I think there's something special about Sweet Briar in the fact that we are fighting for liberal-arts small private colleges, and in this case, women's education, when it appears that the demographics are totally against us. And we could be fatalistic and say the trend lines are what they are, and there's no use fighting this. Let's use our resources to wind it down, as the prior board thought best.
But people deserve options. And as I alluded to earlier, the alumnae have been so energized by this activity that we not only are compelled to pay attention to that as a phenomenon really, but also to inquire why. And if something special happened in women's education at Sweet Briar, why would we not want to replicate it or permit it to occur for new generations of young women?

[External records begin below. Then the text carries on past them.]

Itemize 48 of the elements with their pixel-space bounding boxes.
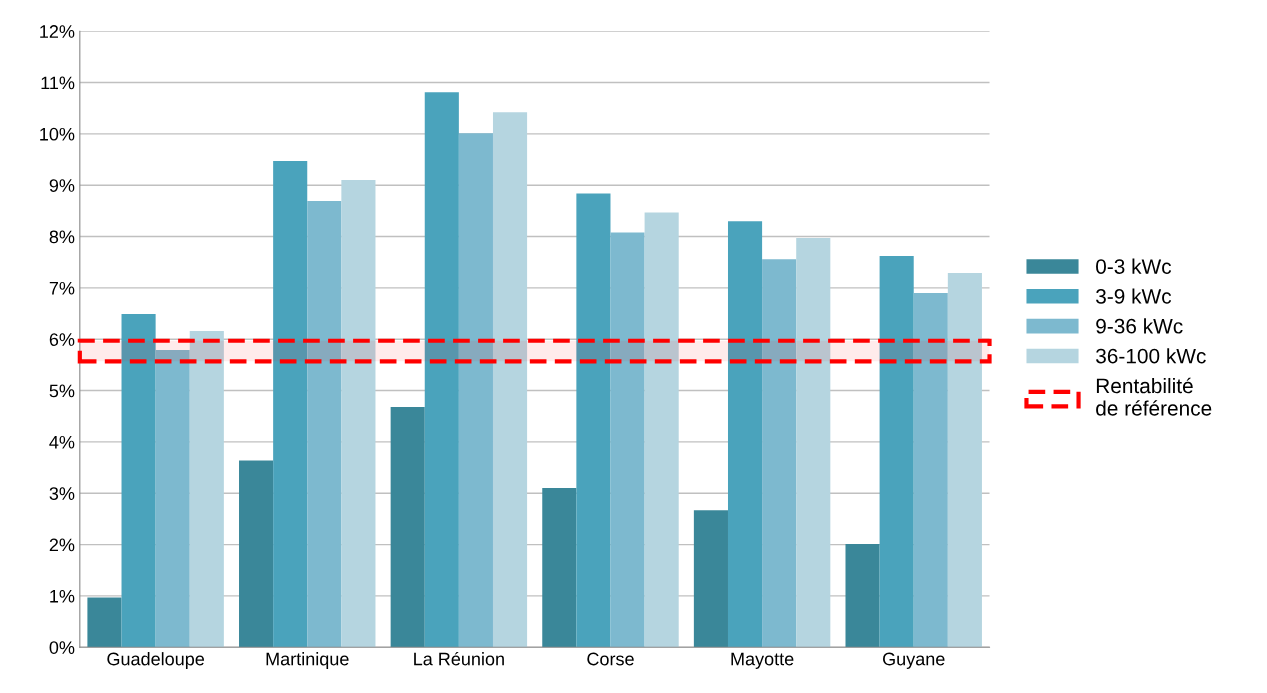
bar — [239, 460, 274, 648]
legend-label: Rentabilité de référence — [1096, 377, 1212, 416]
bar — [273, 161, 308, 648]
bar — [913, 293, 948, 648]
x-tick-label: Corse — [587, 652, 634, 666]
x-tick-label: La Réunion — [414, 651, 504, 666]
bar — [424, 92, 459, 648]
x-tick-label: Guyane — [883, 652, 945, 669]
bar — [610, 232, 645, 648]
bar — [879, 256, 914, 648]
bar — [341, 180, 376, 648]
bar — [845, 544, 880, 648]
y-tick-label: 12% — [40, 25, 75, 38]
y-tick-label: 3% — [49, 487, 75, 500]
legend-label: 9-36 kWc — [1096, 318, 1183, 334]
y-tick-label: 5% — [49, 384, 75, 398]
y-tick-label: 4% — [49, 435, 75, 449]
bar — [762, 259, 797, 648]
y-tick-label: 6% — [49, 333, 75, 346]
bar — [458, 133, 493, 648]
x-tick-label: Guadeloupe — [107, 652, 205, 669]
bar — [693, 510, 728, 648]
y-tick-label: 7% — [49, 281, 75, 295]
bar — [87, 597, 122, 648]
x-tick-label: Martinique — [266, 652, 349, 669]
x-tick-label: Mayotte — [731, 652, 794, 669]
bar — [189, 331, 224, 648]
bar — [492, 112, 528, 648]
bar — [576, 193, 611, 648]
bar — [390, 406, 425, 648]
bar — [644, 212, 679, 648]
y-tick-label: 8% — [49, 230, 75, 244]
legend-label: 0-3 kWc — [1096, 258, 1172, 274]
y-tick-label: 11% — [41, 76, 75, 90]
y-tick-label: 2% — [49, 538, 75, 552]
bar — [727, 221, 763, 648]
y-tick-label: 10% — [40, 127, 75, 141]
bar — [121, 314, 156, 648]
bar — [542, 488, 577, 648]
bar — [796, 238, 831, 648]
bar — [155, 350, 190, 648]
legend-label: 36-100 kWc — [1096, 348, 1206, 364]
y-tick-label: 1% — [50, 589, 75, 603]
y-tick-label: 0% — [49, 641, 75, 654]
legend-label: 3-9 kWc — [1096, 288, 1172, 304]
bar — [307, 201, 342, 648]
bar — [947, 273, 982, 648]
y-tick-label: 9% — [49, 179, 75, 192]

It's an option. It's an option. If we were fighting simply to keep another liberal-arts college, I think the question would be a lot more poignant. I think the one about women's education was in context of the fact there are very few left. And some people choose it, and we want it as an option.

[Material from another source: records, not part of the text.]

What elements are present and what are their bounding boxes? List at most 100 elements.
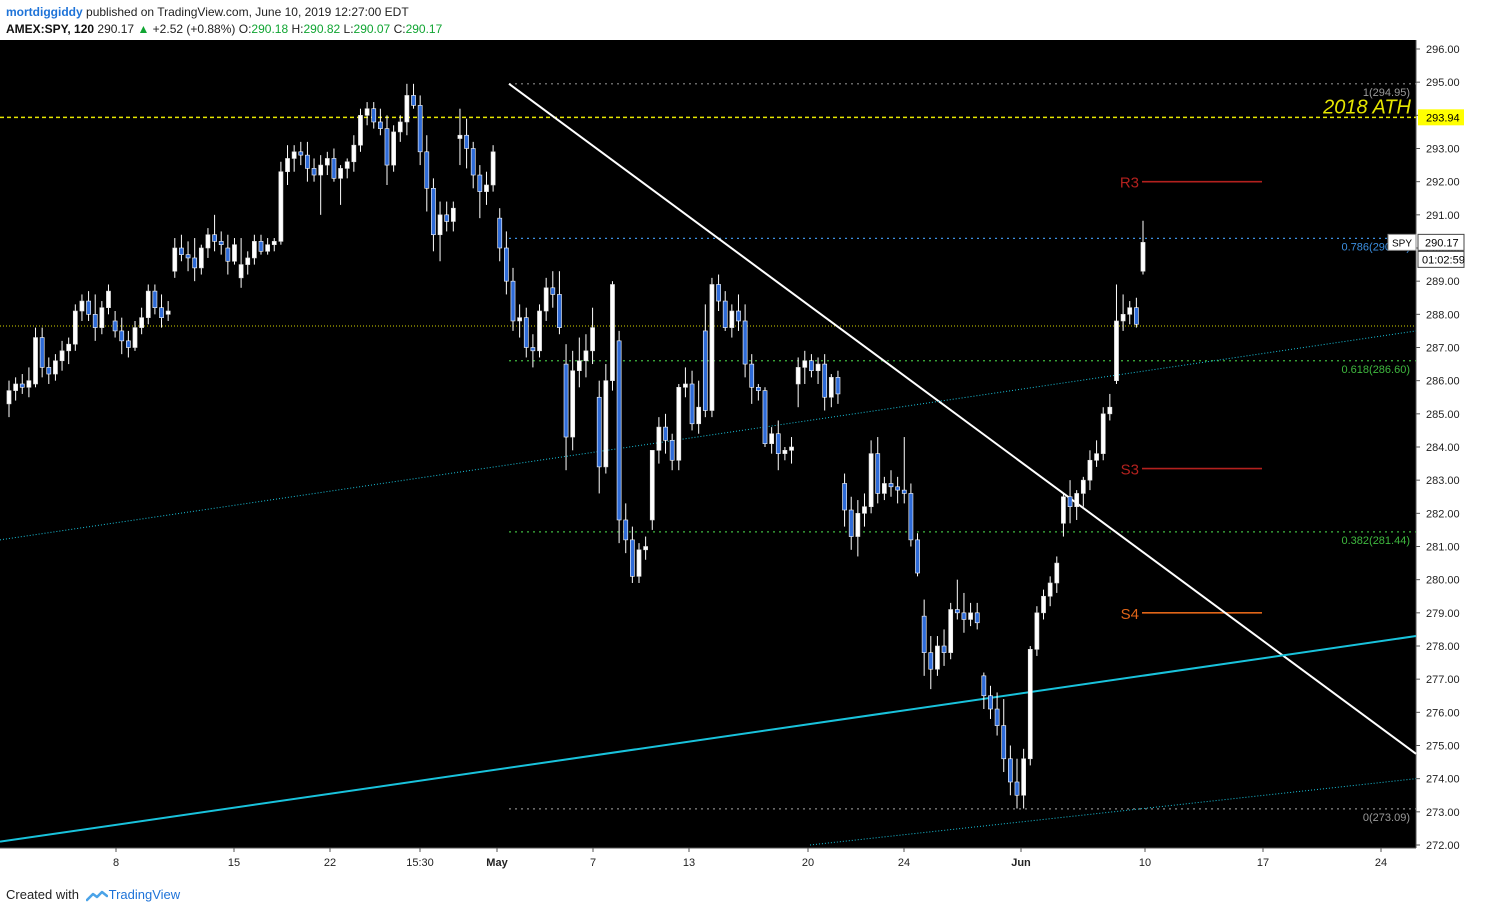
candle: [988, 695, 993, 710]
price-tick-label: 289.00: [1426, 276, 1460, 288]
candlestick-chart[interactable]: 1(294.95)0.786(290.29)0.618(286.60)0.382…: [0, 40, 1486, 876]
candle: [371, 108, 377, 123]
candle: [311, 168, 317, 176]
candle: [212, 234, 217, 242]
chart-area[interactable]: 1(294.95) 0.786(290.29) 0.618(286.60) 0.382…: [0, 40, 1486, 876]
candle: [305, 154, 310, 169]
time-tick-label: 7: [590, 857, 596, 869]
footer: Created with TradingView: [6, 887, 180, 907]
fib-level-label: 0.382(281.44): [1342, 535, 1411, 547]
fib-level-label: 0.618(286.60): [1342, 364, 1411, 376]
price-tick-label: 291.00: [1426, 210, 1460, 222]
candle: [165, 310, 171, 315]
candle: [185, 254, 191, 259]
candle: [1014, 781, 1020, 796]
ath-text-label: 2018 ATH: [1322, 96, 1411, 118]
tradingview-logo-icon: [85, 890, 108, 902]
pivot-label: R3: [1120, 175, 1139, 192]
time-tick-label: May: [486, 857, 508, 869]
candle: [510, 280, 516, 322]
candle: [543, 287, 549, 312]
candle: [225, 247, 231, 262]
price-tick-label: 286.00: [1426, 376, 1460, 388]
trendline: [508, 83, 1417, 755]
time-tick-label: 24: [1375, 857, 1387, 869]
candle: [915, 539, 920, 574]
candle: [252, 241, 257, 259]
price-tick-label: 277.00: [1426, 674, 1460, 686]
price-tick-label: 288.00: [1426, 309, 1460, 321]
candle: [636, 549, 642, 577]
time-tick-label: Jun: [1011, 857, 1031, 869]
price-change: +2.52 (+0.88%): [152, 22, 236, 36]
candle: [802, 360, 808, 368]
candle: [79, 300, 85, 312]
price-tick-label: 282.00: [1426, 508, 1460, 520]
candle: [437, 214, 443, 236]
candle: [298, 151, 304, 156]
candle: [391, 131, 396, 166]
candle: [232, 244, 237, 262]
candle: [331, 158, 337, 179]
candle: [384, 128, 390, 166]
tradingview-brand-link[interactable]: TradingView: [108, 887, 181, 902]
price-tick-label: 275.00: [1426, 741, 1460, 753]
candle: [258, 241, 264, 252]
candle: [59, 350, 65, 362]
candle: [908, 493, 914, 541]
candle: [835, 377, 841, 395]
candle: [470, 148, 476, 176]
low-label: L:: [343, 22, 354, 36]
candle: [1094, 453, 1099, 461]
candle: [1054, 562, 1060, 584]
price-tick-label: 274.00: [1426, 774, 1460, 786]
candle: [198, 247, 204, 269]
candle: [490, 151, 496, 186]
candle: [649, 450, 655, 521]
candle: [324, 158, 330, 166]
symbol-label[interactable]: AMEX:SPY, 120: [6, 22, 95, 36]
symbol-legend: AMEX:SPY, 120 290.17 ▲ +2.52 (+0.88%) O:…: [6, 22, 442, 36]
candle: [92, 314, 98, 328]
candle: [928, 652, 934, 670]
candle: [1107, 406, 1113, 415]
candle: [882, 483, 887, 494]
candle: [722, 300, 728, 328]
candle: [557, 294, 562, 328]
candle: [338, 168, 343, 179]
chart-header: mortdiggiddy published on TradingView.co…: [0, 0, 1486, 40]
candle: [205, 234, 211, 249]
time-tick-label: 22: [324, 857, 336, 869]
candle: [868, 453, 874, 507]
candle: [132, 327, 138, 348]
candle: [935, 645, 940, 670]
candle: [424, 151, 430, 189]
author-link[interactable]: mortdiggiddy: [6, 5, 83, 19]
candle: [862, 506, 867, 514]
candle: [159, 307, 164, 318]
price-tick-label: 296.00: [1426, 44, 1460, 56]
candle: [550, 287, 556, 295]
price-tick-label: 272.00: [1426, 840, 1460, 852]
candle: [749, 363, 755, 388]
candle: [106, 290, 111, 309]
time-tick-label: 8: [113, 857, 119, 869]
up-arrow-icon: ▲: [137, 22, 150, 36]
price-tick-label: 285.00: [1426, 409, 1460, 421]
candle: [576, 360, 582, 372]
candle: [152, 290, 158, 309]
time-axis-background: [0, 848, 1416, 876]
last-price-badge: [1417, 233, 1465, 251]
candle: [822, 363, 828, 398]
candle: [994, 708, 1000, 726]
candle: [610, 284, 615, 381]
price-tick-label: 276.00: [1426, 707, 1460, 719]
candle: [570, 370, 576, 438]
price-tick-label: 278.00: [1426, 641, 1460, 653]
candle: [218, 241, 224, 245]
candle: [1034, 612, 1040, 650]
candle: [809, 360, 814, 372]
candle: [583, 350, 589, 362]
candle: [278, 171, 284, 242]
price-tick-label: 295.00: [1426, 77, 1460, 89]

What we'd like to do is to have people understand that women's education is not to try to keep women from having to compete with men or because they need to be protected from men. If you look at the women in our public high schools, for example, I'm sure your experience would've been like mine. The women beat our socks off.
And so I have to ask myself, if they compete so effectively until they're 18, why would they then become frightened of us? It's not that. But they go into a class here at Sweet Briar, and they are taught by Ph.D. scholar-teachers who've usually published in a class of, OK, they're very small — hard to even have economies of scale. But they're classes of seven to 15, and they can't hide the fact that they're unprepared. They are going to be engaged in scholarly, grown-up conversation.

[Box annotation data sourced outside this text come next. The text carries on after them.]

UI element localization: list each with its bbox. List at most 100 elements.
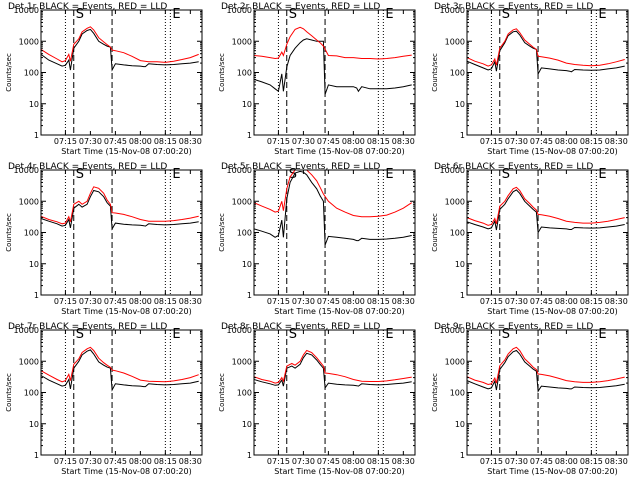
x-tick-label: 07:30 bbox=[79, 297, 102, 306]
y-axis-label: Counts/sec bbox=[218, 373, 226, 412]
chart-title: Det 4r BLACK = Events, RED = LLD bbox=[8, 162, 167, 172]
marker-label-s: S bbox=[76, 327, 84, 342]
x-tick-label: 08:30 bbox=[179, 457, 202, 466]
x-tick-label: 07:45 bbox=[530, 457, 553, 466]
x-axis-label: Start Time (15-Nov-08 07:00:20) bbox=[487, 147, 617, 156]
x-tick-label: 07:15 bbox=[267, 457, 290, 466]
y-tick-label: 100 bbox=[450, 229, 465, 238]
y-tick-label: 100 bbox=[24, 389, 39, 398]
y-tick-label: 10000 bbox=[227, 6, 252, 15]
y-tick-label: 10 bbox=[242, 260, 252, 269]
x-tick-label: 08:15 bbox=[154, 297, 177, 306]
x-tick-label: 08:15 bbox=[580, 137, 603, 146]
events-series-line bbox=[466, 30, 625, 76]
x-tick-label: 08:00 bbox=[342, 457, 365, 466]
marker-label-s: S bbox=[76, 167, 84, 182]
y-tick-label: 1000 bbox=[445, 197, 465, 206]
x-axis-label: Start Time (15-Nov-08 07:00:20) bbox=[61, 467, 191, 476]
x-tick-label: 08:30 bbox=[392, 457, 415, 466]
y-tick-label: 10000 bbox=[227, 326, 252, 335]
y-axis-label: Counts/sec bbox=[5, 53, 13, 92]
y-tick-label: 100 bbox=[237, 69, 252, 78]
y-tick-label: 10 bbox=[29, 260, 39, 269]
y-tick-label: 100 bbox=[450, 389, 465, 398]
x-tick-label: 07:45 bbox=[317, 457, 340, 466]
y-tick-label: 1 bbox=[34, 291, 39, 300]
y-axis-label: Counts/sec bbox=[431, 213, 439, 252]
x-tick-label: 08:00 bbox=[129, 297, 152, 306]
y-axis-label: Counts/sec bbox=[5, 213, 13, 252]
x-tick-label: 08:00 bbox=[129, 457, 152, 466]
x-axis-label: Start Time (15-Nov-08 07:00:20) bbox=[274, 147, 404, 156]
lld-series-line bbox=[253, 26, 412, 60]
x-tick-label: 08:15 bbox=[367, 137, 390, 146]
x-tick-label: 07:45 bbox=[530, 137, 553, 146]
y-tick-label: 10000 bbox=[14, 166, 39, 175]
y-tick-label: 10000 bbox=[440, 6, 465, 15]
marker-label-e: E bbox=[385, 327, 393, 342]
y-axis-label: Counts/sec bbox=[218, 53, 226, 92]
y-tick-label: 10000 bbox=[440, 166, 465, 175]
events-series-line bbox=[40, 28, 199, 72]
events-series-line bbox=[253, 170, 412, 246]
lld-series-line bbox=[40, 26, 199, 63]
marker-label-s: S bbox=[502, 327, 510, 342]
y-tick-label: 1000 bbox=[232, 197, 252, 206]
chart-title: Det 6r BLACK = Events, RED = LLD bbox=[434, 162, 593, 172]
x-axis-label: Start Time (15-Nov-08 07:00:20) bbox=[274, 467, 404, 476]
chart-title: Det 3r BLACK = Events, RED = LLD bbox=[434, 2, 593, 12]
y-tick-label: 100 bbox=[237, 229, 252, 238]
x-tick-label: 07:15 bbox=[54, 457, 77, 466]
x-tick-label: 08:15 bbox=[580, 297, 603, 306]
chart-title: Det 2r BLACK = Events, RED = LLD bbox=[221, 2, 380, 12]
chart-title: Det 1r BLACK = Events, RED = LLD bbox=[8, 2, 167, 12]
chart-title: Det 7r BLACK = Events, RED = LLD bbox=[8, 322, 167, 332]
x-tick-label: 07:45 bbox=[104, 457, 127, 466]
y-axis-label: Counts/sec bbox=[5, 373, 13, 412]
chart-title: Det 8r BLACK = Events, RED = LLD bbox=[221, 322, 380, 332]
x-tick-label: 07:45 bbox=[317, 297, 340, 306]
x-tick-label: 08:30 bbox=[605, 137, 628, 146]
y-tick-label: 10 bbox=[242, 100, 252, 109]
y-tick-label: 1 bbox=[460, 291, 465, 300]
y-axis-label: Counts/sec bbox=[431, 53, 439, 92]
x-tick-label: 08:15 bbox=[154, 137, 177, 146]
marker-label-s: S bbox=[502, 7, 510, 22]
x-tick-label: 07:30 bbox=[79, 457, 102, 466]
y-tick-label: 100 bbox=[24, 69, 39, 78]
x-tick-label: 08:15 bbox=[580, 457, 603, 466]
y-tick-label: 1000 bbox=[19, 357, 39, 366]
x-tick-label: 07:30 bbox=[505, 457, 528, 466]
y-tick-label: 1000 bbox=[19, 197, 39, 206]
events-series-line bbox=[466, 349, 625, 393]
lld-series-line bbox=[40, 186, 199, 225]
x-tick-label: 07:15 bbox=[480, 297, 503, 306]
lld-series-line bbox=[466, 186, 625, 226]
marker-label-e: E bbox=[172, 7, 180, 22]
y-axis-label: Counts/sec bbox=[431, 373, 439, 412]
events-series-line bbox=[40, 189, 199, 231]
marker-label-e: E bbox=[598, 327, 606, 342]
events-series-line bbox=[253, 352, 412, 390]
y-tick-label: 1000 bbox=[232, 37, 252, 46]
marker-label-e: E bbox=[385, 7, 393, 22]
marker-label-e: E bbox=[385, 167, 393, 182]
y-tick-label: 10 bbox=[29, 420, 39, 429]
chart-title: Det 5r BLACK = Events, RED = LLD bbox=[221, 162, 380, 172]
x-tick-label: 07:45 bbox=[104, 297, 127, 306]
y-tick-label: 1 bbox=[460, 451, 465, 460]
x-tick-label: 07:30 bbox=[292, 297, 315, 306]
y-tick-label: 1000 bbox=[232, 357, 252, 366]
x-tick-label: 07:30 bbox=[292, 137, 315, 146]
y-tick-label: 1 bbox=[247, 291, 252, 300]
x-tick-label: 07:30 bbox=[292, 457, 315, 466]
x-tick-label: 08:00 bbox=[555, 137, 578, 146]
x-tick-label: 08:00 bbox=[342, 137, 365, 146]
x-tick-label: 07:45 bbox=[530, 297, 553, 306]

I realize that's true of all liberal-arts colleges, but this one also has, as maybe other colleges do, what I would call a soul. When you start looking at the history of this college, how it was formed, the death of the teenage daughter who led the mother to want to start a school in her honor, and the tradition of the ghost, the house I'm living in, which I'm sure people are walking around in the middle of the night. I can hear them creaking floors and everything.
Historical house, people talking about the legends and the traditions, the stigma of having been slave property, having people here whose ancestors were slaves on this property still working here today — all that history coming together kind of forms the soul of Sweet Briar, I would call it.
If we are not to be Sweet Briar — that is, if we were to be coed, for example — then we are just another college and have to acknowledge that. There are lots of liberal-arts colleges. They're competing for students. They probably could absorb our small student body pretty quickly in just a few of them. But then we would lose this what I call the soul of Sweet Briar.
So we're not fighting to stay alive as just 3,200 acres or whatever number, even if we were smaller, and buildings and a place to work. We're really fighting for what we think of as that soul of Sweet Briar, which is women's education with its rich history and heritage. Imagine if we wanted to go coed. The name Sweet Briar probably won't cut it. We probably won't have colors of pink and green, and we probably won't be the Vixens.
So we don't just change a few things, we change the very nature of who we are. And so as we look at that we say, No, it's worth the fight to hold on to that soul. It's worth the fight to hold on to that integrity of who we are. And if that doesn't work, we'll take the risk that we don't survive at all.
But it's kind of an all or nothing for us. We want to preserve Sweet Briar as we know it, not with the same characteristics but with that soul or that core that we call Sweet Briar.